Advanced performance optimization

  • For slow performing charts, use the Benchmark Performance to experiment which settings provide the best performance. Usually the first thing to do is setting up a working chart, and if the chart shows too slowly, with the benchmark performance you can try to find an alternative and faster way to calculate the same chart.
  • Avoid calculating same expressions multiple times in different measures of the same chart. If there are repeating expressions, create a separate measure for the repeating part, and define the measure as a variable, which can then be referenced from other measures.
  • When using custom expressions, and there are parts of the expression that give same result for all measures/dimensions, calculate that part separately in the Additional root expression and store the result to a variable. This way the calculation is done only once improving performance significantly.

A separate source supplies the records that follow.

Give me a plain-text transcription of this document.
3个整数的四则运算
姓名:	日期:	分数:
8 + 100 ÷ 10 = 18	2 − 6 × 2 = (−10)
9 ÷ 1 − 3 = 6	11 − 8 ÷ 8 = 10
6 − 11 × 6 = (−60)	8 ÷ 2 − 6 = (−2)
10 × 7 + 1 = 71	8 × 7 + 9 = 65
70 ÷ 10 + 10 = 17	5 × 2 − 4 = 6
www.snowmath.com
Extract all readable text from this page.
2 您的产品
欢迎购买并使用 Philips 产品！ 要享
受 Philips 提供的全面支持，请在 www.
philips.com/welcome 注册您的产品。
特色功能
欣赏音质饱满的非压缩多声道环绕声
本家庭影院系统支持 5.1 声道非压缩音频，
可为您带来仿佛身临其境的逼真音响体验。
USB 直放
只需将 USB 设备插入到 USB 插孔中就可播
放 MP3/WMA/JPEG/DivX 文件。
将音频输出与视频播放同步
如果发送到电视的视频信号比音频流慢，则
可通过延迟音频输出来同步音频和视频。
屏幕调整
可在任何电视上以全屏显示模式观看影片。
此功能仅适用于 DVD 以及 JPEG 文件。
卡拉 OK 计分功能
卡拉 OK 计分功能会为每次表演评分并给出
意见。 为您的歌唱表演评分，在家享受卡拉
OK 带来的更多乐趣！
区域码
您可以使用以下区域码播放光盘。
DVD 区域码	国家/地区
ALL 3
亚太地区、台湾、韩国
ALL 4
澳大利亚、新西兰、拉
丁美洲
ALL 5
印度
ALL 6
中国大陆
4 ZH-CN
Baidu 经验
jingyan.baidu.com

For example, if creating a measure that makes a comparison to the entire model, such as percentage of the entire model data, the model level part should be calculated in the Additional root expression.
  • Sampling the data improves performance significantly. The idea of sampling is to pick only a portion of the root objects for the dimension and measure calculation to improve performance. Still, in most charts sampling cannot be used, as it affects the analysis results, for example count of cases and events. See more of the Analyzed objects sample size setting.
  • Calculated attributes can improve performance, as they can pre-calculate expressions already in the model loading. For example, event level information can be calculated to case level using calculated case attributes. Calculated attributes cannot be used when there is event type filtering applied, as the calculated attributes are calculated when the model is loaded and thus filtering doesn't affect them. Also, don't use calculated attributes unnecessarily, because they are stored into memory, and thus they consume memory similar to normal attributes.
  • In calculated attributes, avoid calculating anything from the entire model data, because it will lead to very slow performance in model loading. Especially for large models, calculated attributes should be used to refer only to the case itself and its events.
  • Different models can be used in the same dashboard, and for example filtering still works if the models use same case/event attribute and event type names. This allows to create models optimized for specific charts, which might improve performance.

Exporting data

  • When exporting large amount of data, use the CSV export, as it performs better for large dataset comparing to the Excel export. Note that when using the CSV export, you don't need to increase the Maximum rows setting, but instead set the Rows to export in the CSV export dialog (as the settings work independently of each other).
  • Very large datasets (such as over million rows) cannot be exported even with the CSV export in one run. To get the data exported, the dataset can be divided into smaller parts by using the Start at row and Rows to export settings.